The final step in getting it working was to switch the TX/DX connection at the RS-485 to USART breakout board.
Solo SL4848-VR (manual), $60 on ebay. Supports Modbus communications over RS-485, supports both RTU and ASCII.
RS-485 to USART module (link), 5 for $7.
ESP32 S2 Saola-1 development board (link), $14.50. Docs link.
Bare ESP32 S2 module (link), $4.
WiFi uFL antenna (link), $3
Need to terminate line at each end. RS485 can drive about 50 ohms total, or doubly terminated with 100 ohms. Typical value is 120 Ohm resistors at each end.
Info: Modbus ASCII vs Modbus RTU, Modbus protocol, Modbus ASCII
Modbus ASCII, send each byte as two ASCII hex digits. One checksum byte, a LRC
To calculate the LRC:
- Add up all the data bytes in the message (before converting to ASCII and without the initial colon and final CR/LF).
- Throw away any bits that carry over 8 bits.
- Make the result negative (by twos compliment) to get the LRC byte.
Example: “: 01 03 10 00 00 03 7E CR LF” (without the spaces).
: Start of message
03 Read Holding Register
10 00 Register address
00 03 Request 3 registers
7E Checksum byte (incorrect here)
CR LF End of message, bytes 0D 0A
Response example: “:0103022328AF” — ID, request code, bytes in response, data bytes (2328), LRC (AF)
Solo controller setup
C-sl — Modbus Protocol (ASCII or RTU)
C-no — Network address (1-247)
bps — Baud rate
len — Bit length (7/8)
Prty — Parity (None/Even/Odd)
Stop — STOP BIT (1/2)
- The coils are numbered from 00001 onward
- The input bits are numbered from 10001 onward
- The input registers are numbered from 30001 onward
- The holding registers are numbered from 40001 onward
Other kilns that could be retrofit
Orton AutoFire 3000 (manual) has a serial output (Rx/Tx), could be adapted. Control language is not documented, Modbus?
Orton AutoFire 4000 (manual). USB output. Protocol not documented
Orton AutoFire Slide AF4TS (manual). Same USB output as the AutoFire 4000.
Orton AutoFire Kiln Controller Model AF4X (manual). “The controller has a USB interface that outputs TIME, Temperature and Setpoint data.” “…for remote monitoring and datalogging.” Not clear if the controller can be programmed remotely.
Skutt KilnMaster Controller (manual). No documented communication output.
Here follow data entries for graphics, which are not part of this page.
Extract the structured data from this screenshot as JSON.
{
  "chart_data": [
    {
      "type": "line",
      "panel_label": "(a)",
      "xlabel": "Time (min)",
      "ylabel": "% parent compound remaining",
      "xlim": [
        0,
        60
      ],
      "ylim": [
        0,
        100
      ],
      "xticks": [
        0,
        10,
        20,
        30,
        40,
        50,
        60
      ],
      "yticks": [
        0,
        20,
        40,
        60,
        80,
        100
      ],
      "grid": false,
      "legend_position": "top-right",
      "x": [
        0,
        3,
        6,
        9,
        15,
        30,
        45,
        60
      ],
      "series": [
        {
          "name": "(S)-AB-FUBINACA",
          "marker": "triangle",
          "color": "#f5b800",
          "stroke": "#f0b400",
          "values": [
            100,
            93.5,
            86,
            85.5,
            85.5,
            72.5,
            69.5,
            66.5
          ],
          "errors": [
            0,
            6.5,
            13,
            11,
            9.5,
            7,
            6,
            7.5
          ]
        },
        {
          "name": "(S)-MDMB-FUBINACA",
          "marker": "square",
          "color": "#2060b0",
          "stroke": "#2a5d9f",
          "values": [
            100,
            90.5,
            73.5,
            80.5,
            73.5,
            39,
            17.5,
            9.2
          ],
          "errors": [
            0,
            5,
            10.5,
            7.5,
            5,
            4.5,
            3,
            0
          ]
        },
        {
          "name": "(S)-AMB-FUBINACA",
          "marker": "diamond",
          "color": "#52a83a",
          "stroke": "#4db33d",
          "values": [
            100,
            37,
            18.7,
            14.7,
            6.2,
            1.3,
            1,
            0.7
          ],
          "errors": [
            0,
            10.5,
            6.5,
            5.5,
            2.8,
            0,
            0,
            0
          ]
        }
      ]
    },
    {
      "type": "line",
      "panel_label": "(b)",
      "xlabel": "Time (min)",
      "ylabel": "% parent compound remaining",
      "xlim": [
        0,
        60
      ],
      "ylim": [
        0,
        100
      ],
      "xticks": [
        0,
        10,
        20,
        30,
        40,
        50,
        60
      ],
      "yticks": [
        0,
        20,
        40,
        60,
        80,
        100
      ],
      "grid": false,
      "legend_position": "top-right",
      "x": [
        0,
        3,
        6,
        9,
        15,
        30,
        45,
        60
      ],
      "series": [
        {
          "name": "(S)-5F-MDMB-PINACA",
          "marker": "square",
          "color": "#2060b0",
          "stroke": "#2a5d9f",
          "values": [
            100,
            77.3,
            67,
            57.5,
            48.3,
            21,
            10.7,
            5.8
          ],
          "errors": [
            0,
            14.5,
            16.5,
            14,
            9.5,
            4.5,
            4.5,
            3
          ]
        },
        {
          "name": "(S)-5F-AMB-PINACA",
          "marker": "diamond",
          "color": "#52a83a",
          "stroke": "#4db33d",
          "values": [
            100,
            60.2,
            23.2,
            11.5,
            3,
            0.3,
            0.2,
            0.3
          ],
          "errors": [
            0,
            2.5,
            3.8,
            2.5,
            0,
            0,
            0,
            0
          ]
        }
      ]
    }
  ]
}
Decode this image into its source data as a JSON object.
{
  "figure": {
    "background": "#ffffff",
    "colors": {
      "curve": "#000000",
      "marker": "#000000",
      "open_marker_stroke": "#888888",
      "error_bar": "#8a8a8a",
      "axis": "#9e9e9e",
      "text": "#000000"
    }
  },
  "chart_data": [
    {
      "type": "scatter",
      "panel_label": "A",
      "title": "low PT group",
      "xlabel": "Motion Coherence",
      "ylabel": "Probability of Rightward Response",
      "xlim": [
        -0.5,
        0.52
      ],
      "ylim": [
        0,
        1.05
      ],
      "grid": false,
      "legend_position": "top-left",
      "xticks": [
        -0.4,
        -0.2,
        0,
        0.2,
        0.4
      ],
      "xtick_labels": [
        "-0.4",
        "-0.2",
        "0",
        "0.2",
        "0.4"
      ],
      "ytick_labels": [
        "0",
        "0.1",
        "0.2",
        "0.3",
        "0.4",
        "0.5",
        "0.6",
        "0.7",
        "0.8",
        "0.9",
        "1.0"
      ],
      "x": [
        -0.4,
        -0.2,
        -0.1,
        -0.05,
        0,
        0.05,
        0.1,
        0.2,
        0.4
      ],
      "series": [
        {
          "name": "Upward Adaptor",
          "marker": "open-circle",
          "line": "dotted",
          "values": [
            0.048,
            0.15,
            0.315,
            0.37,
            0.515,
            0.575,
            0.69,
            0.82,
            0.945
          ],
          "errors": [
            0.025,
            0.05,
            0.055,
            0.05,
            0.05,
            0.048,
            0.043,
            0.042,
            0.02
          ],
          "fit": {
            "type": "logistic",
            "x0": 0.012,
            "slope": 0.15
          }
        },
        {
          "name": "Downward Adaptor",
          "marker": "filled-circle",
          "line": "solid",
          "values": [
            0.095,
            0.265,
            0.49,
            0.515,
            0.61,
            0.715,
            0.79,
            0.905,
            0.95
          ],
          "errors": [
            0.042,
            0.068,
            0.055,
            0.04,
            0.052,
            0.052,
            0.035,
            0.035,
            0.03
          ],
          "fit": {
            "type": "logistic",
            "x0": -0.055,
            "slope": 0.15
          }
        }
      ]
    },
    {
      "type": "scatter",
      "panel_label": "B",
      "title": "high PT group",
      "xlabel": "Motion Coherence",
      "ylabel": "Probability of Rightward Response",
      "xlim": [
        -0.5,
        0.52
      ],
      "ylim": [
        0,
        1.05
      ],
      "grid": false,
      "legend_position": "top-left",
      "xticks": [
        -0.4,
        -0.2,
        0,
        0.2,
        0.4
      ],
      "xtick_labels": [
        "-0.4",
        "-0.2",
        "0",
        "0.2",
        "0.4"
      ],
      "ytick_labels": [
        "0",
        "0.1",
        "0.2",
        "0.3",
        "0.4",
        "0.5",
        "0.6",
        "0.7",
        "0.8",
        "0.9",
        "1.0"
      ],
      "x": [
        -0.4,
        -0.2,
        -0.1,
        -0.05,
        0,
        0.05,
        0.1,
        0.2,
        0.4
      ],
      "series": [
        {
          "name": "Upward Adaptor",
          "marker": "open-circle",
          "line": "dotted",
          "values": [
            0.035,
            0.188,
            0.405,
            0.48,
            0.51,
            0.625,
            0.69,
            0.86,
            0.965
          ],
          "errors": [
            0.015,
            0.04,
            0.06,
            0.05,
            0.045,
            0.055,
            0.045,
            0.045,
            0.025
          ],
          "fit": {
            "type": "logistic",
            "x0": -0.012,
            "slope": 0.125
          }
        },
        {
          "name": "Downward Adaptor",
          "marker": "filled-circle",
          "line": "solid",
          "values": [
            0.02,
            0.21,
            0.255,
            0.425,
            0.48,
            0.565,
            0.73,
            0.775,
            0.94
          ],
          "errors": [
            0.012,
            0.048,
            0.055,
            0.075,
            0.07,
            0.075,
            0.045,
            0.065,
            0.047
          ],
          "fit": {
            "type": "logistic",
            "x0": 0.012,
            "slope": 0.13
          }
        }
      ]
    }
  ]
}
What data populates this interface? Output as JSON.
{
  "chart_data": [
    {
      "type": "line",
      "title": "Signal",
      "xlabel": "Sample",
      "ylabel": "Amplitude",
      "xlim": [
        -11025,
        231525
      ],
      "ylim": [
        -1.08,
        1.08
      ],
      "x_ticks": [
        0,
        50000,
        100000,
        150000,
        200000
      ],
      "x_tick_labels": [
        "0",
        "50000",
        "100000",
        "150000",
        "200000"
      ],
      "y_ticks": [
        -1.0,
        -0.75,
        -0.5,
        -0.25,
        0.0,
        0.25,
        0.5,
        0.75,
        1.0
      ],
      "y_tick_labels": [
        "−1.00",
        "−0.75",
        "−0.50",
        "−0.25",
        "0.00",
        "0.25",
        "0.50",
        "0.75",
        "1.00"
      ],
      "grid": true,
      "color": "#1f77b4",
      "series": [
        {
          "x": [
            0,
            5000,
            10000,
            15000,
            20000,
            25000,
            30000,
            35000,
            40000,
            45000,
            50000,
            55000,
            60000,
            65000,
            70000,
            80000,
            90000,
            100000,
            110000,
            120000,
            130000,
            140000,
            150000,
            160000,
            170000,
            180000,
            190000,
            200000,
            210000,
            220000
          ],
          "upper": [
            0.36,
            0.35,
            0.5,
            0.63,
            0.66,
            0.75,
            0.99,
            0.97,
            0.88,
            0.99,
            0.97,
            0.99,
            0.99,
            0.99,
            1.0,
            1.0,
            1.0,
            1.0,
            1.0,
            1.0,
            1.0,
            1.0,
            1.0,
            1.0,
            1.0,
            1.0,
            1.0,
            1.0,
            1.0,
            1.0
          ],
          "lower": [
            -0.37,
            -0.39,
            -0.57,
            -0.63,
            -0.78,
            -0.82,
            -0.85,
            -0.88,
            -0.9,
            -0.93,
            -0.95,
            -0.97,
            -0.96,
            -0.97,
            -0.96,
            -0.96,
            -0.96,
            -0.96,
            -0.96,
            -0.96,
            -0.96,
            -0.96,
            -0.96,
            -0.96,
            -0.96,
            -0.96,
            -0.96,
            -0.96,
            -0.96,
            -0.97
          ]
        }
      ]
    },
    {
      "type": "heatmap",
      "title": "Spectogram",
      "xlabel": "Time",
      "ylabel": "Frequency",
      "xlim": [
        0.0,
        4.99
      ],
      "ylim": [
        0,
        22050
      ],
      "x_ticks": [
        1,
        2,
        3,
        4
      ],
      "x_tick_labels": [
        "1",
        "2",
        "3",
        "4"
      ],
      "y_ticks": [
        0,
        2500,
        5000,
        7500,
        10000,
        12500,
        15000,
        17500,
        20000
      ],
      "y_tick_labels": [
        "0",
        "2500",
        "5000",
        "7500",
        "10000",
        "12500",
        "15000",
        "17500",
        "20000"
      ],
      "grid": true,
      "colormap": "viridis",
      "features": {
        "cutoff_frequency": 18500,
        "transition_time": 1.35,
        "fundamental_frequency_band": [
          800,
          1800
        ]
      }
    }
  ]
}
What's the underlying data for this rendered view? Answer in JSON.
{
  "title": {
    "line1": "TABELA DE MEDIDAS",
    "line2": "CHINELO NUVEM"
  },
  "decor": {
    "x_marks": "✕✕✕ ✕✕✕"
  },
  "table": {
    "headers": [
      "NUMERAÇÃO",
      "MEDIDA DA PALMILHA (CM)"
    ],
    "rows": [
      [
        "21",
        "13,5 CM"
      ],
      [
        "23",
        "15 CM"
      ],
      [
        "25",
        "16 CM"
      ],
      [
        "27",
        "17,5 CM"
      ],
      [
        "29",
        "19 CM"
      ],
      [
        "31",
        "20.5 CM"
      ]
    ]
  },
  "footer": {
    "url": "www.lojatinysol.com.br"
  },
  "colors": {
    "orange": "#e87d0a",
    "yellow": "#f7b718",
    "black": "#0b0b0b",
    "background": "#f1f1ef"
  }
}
LinkBoard is available for KilnMaster Kilns (KM and GM Models) (manual, link). It provides a data interface (over RJ11), likely RS-485, and connects to a KilnLink (link), a WiFi gateway to cloud-based monitoring. Includes Amperage and Voltage Readings by Section along with temp and time. Programming is not supported
Skutt KMT-1 Touchscreen Controller (manual). Built-in WiFi.
Bartlett RTC1000 (manual). Contains SMT600, “Bartlett Instrument’s fifth generation kiln controller circuit board”. KISS (Kiln Interface Software System). “KISS is an easy to use interface for programming and monitoring of the controller from a computer.” Kiln output is RS-485.
Bartlett V6-CF (manual). “The series 700 is Bartlett Instrument’s seventh generation kiln controller board.” Kiln output is RS-485.
Bartlett Genesis Model LT3140 Controller (manual). Built-in WiFi. KISS (Kiln Interface Software System). “10 Pin Housed Header for computer and radio connection.”